Lipcsey M, Persson B, Eriksson O, Blom AM, Fromell K, Hultström M, Huber-Lang M, Ekdahl KN, Frithiof R, Nilsson B
Front Immunol 12 (-) 627579 [2021-02-22; online 2021-02-22]
An important manifestation of severe COVID-19 is the ARDS-like lung injury that is associated with vascular endothelialitis, thrombosis, and angiogenesis. The intravascular innate immune system (IIIS), including the complement, contact, coagulation, and fibrinolysis systems, which is crucial for recognizing and eliminating microorganisms and debris in the body, is likely to be involved in the pathogenesis of COVID-19 ARDS. Biomarkers for IIIS activation were studied in the first 66 patients with COVID-19 admitted to the ICU in Uppsala University Hospital, both cross-sectionally on day 1 and in 19 patients longitudinally for up to a month, in a prospective study.
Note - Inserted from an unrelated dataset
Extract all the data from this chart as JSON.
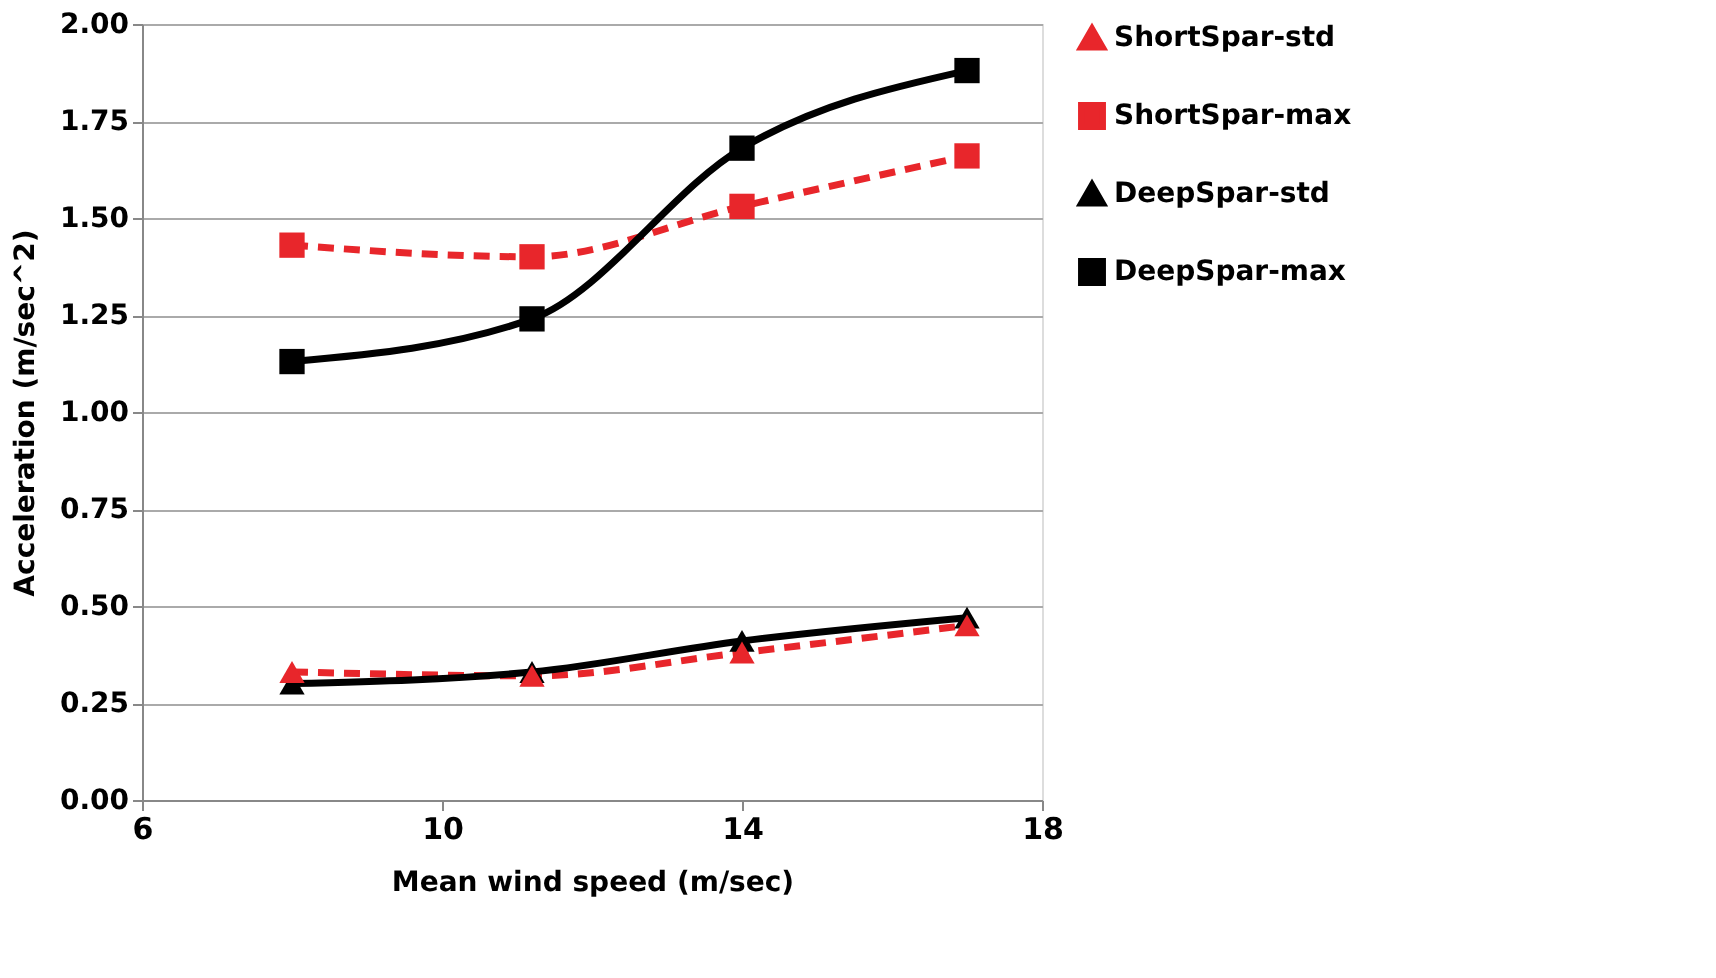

IIIS analyses were compared with biochemical parameters and clinical outcome and survival. Blood cascade systems activation leading to an overreactive conjunct thromboinflammation was demonstrated, reflected in consumption of individual cascade system components, e.g., FXII, prekallikrein, and high molecular weight kininogen and in increased levels of activation products, e.g., C4d, C3a, C3d,g, sC5b-9, TAT, and D-dimer. Strong associations were found between the blood cascade systems and organ damage, illness severity scores, and survival. We show that critically ill COVID-19 patients display a conjunct activation of the IIIS that is linked to organ damage of the lung, heart, kidneys, and death. We present evidence that the complement and in particular the kallikrein/kinin system is strongly activated and that both systems are prognostic markers of the outcome of the patients suggesting their role in driving the inflammation. Already licensed kallikrein/kinin inhibitors are potential drugs for treatment of critically ill patients with COVID-19.